CN100386221C - Construction method of electric vehicle flywheel battery auxiliary power supply system - Google Patents

Abstract

The present invention discloses a method for forming an auxiliary power supply system of a flywheel battery of an electric vehicle. An auxiliary power supply system of a flywheel battery of an electric vehicle is additionally provided with an auxiliary power supply of a flywheel battery on the basis of a main power supply of an electric vehicle; the auxiliary power supply of a flywheel battery is used for storing the regenerative braking feedback energy of the electric vehicle and assisting the main power supply in supplying electricity to an electric motor at the time of the acceleration or the grade climbing of the electric vehicle. The auxiliary power supply system is composed of a flywheel battery unit and a DC conversion DC/DC voltage regulator. The auxiliary power supply of a flywheel battery not only can extend the service life of the main power supply but also can use large discharge current to assist the main power supply in supplying electricity at the time of the acceleration of the electric vehicle due to the large power density of a flywheel battery. Thus, the acceleration performance of the electric vehicle is improved. The system has no need of greatly changing the principle and the structure of an original electric vehicle control system, so the technical innovation can be conveniently enforced. In addition, the present invention which has the characteristic of wide use can be used for electric vehicles such as electric automobiles, electric bicycles, electric tricycles, etc. Thus, the social benefits and the economic benefits are great.

Description

Construction method of electric vehicle flywheel battery auxiliary power supply system

technical field

The invention belongs to the technical field of electric vehicle drive control, and relates to a method for constructing an electric vehicle drive system that uses a flywheel battery as an auxiliary power supply and has an energy regenerative braking function and a short-term power boost function. The system can be applied to the field of electric vehicles. It can also be further extended and applied to electric vehicles such as electric motorcycles, electric tricycles, and electric bicycles.

Background technique

An important factor that restricts the wide application of electric vehicles is their short mileage, and regenerative braking is the key to saving energy and increasing the mileage of electric vehicles. It has significant economic value and social benefits. At present, many experiments at home and abroad It has been implemented in the car. The regenerative braking on the existing electric vehicle is to make the motor work in the generator state when the vehicle brakes, convert kinetic energy or gravitational potential energy into electric energy feedback and store it in the battery.

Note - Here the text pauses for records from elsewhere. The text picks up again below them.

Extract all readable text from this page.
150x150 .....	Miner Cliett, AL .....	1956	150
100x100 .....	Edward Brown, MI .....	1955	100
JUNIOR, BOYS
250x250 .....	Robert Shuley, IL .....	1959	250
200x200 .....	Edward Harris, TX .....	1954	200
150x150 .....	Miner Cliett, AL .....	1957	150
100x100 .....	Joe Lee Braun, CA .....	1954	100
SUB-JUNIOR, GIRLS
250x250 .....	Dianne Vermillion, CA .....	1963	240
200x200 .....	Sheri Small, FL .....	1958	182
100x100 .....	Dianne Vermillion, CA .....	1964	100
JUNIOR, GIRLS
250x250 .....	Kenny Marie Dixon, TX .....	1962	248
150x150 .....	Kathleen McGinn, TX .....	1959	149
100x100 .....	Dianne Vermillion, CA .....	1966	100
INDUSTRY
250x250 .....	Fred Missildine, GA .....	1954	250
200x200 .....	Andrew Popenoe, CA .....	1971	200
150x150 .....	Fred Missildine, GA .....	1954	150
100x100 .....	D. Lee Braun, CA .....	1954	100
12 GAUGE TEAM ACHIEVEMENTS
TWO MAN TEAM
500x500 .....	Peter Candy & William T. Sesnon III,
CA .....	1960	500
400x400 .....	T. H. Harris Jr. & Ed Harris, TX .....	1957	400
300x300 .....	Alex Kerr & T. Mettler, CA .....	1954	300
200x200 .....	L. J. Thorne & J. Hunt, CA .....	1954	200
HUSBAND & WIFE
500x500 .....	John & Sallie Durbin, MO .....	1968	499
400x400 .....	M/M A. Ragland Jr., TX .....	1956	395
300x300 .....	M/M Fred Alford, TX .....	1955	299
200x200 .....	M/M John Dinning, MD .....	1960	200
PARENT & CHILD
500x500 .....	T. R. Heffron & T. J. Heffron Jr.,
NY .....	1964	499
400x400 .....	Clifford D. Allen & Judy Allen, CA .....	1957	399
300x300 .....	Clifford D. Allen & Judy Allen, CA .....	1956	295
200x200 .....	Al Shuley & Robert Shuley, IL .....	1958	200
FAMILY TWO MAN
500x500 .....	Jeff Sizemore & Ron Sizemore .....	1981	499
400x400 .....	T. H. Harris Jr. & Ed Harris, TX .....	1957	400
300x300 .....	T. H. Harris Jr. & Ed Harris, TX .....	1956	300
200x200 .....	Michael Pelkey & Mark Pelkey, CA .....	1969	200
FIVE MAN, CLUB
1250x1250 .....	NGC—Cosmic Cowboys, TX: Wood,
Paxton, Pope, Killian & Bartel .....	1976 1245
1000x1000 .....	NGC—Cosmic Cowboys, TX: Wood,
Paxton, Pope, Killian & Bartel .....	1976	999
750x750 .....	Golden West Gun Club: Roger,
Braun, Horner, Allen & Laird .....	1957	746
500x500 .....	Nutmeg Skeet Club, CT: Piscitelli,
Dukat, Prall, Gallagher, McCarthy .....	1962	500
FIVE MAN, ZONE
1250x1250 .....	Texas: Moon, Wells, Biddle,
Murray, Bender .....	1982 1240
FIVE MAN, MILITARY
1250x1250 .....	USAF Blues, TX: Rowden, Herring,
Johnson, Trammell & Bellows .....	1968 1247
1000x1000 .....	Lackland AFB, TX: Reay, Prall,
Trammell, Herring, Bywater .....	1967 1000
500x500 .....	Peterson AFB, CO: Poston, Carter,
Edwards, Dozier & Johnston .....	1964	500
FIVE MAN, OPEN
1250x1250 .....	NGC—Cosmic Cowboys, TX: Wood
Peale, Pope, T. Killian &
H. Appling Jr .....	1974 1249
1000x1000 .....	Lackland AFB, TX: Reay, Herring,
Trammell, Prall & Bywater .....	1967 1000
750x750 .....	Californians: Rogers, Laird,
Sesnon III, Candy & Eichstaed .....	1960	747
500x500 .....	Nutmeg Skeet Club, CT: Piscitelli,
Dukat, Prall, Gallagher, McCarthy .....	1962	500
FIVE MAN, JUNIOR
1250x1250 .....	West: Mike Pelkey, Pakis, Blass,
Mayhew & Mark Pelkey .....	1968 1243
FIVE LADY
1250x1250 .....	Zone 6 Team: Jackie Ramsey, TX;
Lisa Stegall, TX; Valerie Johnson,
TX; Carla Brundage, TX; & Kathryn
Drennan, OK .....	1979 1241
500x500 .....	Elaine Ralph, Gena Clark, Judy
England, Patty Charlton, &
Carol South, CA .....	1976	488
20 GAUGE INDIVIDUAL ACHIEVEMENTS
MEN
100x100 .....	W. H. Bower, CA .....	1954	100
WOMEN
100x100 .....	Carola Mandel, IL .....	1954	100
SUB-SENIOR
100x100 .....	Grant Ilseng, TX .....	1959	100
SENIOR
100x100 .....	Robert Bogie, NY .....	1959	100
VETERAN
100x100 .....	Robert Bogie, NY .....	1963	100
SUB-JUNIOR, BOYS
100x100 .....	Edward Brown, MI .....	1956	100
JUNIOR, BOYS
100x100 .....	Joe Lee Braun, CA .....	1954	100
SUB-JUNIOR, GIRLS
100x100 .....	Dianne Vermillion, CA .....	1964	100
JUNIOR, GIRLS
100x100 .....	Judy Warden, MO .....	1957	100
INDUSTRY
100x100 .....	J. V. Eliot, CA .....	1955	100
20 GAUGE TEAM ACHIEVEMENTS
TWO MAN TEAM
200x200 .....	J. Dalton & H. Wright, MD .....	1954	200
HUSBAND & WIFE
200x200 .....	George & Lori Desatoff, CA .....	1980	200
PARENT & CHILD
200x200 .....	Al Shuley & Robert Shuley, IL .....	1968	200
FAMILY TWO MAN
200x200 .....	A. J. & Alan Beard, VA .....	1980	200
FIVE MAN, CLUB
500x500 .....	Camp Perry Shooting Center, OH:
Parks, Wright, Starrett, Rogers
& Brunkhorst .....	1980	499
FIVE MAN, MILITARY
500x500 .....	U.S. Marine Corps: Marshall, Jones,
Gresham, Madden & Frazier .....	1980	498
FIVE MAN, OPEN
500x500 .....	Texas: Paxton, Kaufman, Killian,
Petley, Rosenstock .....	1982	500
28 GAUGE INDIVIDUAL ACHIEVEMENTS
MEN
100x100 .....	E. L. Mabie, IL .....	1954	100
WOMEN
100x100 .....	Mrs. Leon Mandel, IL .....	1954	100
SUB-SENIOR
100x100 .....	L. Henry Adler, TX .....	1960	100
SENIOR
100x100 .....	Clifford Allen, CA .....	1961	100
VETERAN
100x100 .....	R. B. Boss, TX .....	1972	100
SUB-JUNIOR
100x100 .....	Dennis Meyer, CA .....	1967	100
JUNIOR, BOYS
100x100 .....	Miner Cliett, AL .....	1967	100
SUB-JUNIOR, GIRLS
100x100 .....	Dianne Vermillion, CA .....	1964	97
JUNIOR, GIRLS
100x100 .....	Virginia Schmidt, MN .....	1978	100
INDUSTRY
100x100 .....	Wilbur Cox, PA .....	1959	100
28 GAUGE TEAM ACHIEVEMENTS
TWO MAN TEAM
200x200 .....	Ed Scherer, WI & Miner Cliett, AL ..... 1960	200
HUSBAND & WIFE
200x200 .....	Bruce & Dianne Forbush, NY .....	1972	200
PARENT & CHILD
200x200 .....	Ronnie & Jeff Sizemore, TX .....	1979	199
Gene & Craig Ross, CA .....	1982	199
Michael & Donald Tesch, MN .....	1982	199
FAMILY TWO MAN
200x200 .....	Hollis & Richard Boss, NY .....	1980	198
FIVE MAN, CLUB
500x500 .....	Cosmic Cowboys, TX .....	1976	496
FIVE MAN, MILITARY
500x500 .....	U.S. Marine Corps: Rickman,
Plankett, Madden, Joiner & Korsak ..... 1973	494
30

The main disadvantage of this solution is that frequent braking of the vehicle will cause the battery to be charged and discharged frequently, which will cause certain losses to the battery and affect the life of the battery. In addition, the battery is the only power source of the electric vehicle. When the vehicle accelerates or climbs a hill, the battery will be discharged with a large current, which is also detrimental to the life of the battery.

Contents of the invention

In view of the defects and deficiencies in the prior art above, the purpose of the present invention is to provide a method for constructing an auxiliary power supply system for an electric vehicle flywheel battery. The method of the present invention adds an auxiliary power supply on the basis of the main power supply of the electric vehicle battery, namely Flywheel battery unit and DC/DC voltage regulator. The main power supply provides most of the energy required for the operation of the electric vehicle. The regenerative braking feedback energy of the electric vehicle is stored in the flywheel battery unit through the voltage regulator. When the vehicle accelerates and climbs a slope, the voltage regulator releases the energy stored in the flywheel battery unit. Comes out and supplies power to the motor in parallel with the main power supply.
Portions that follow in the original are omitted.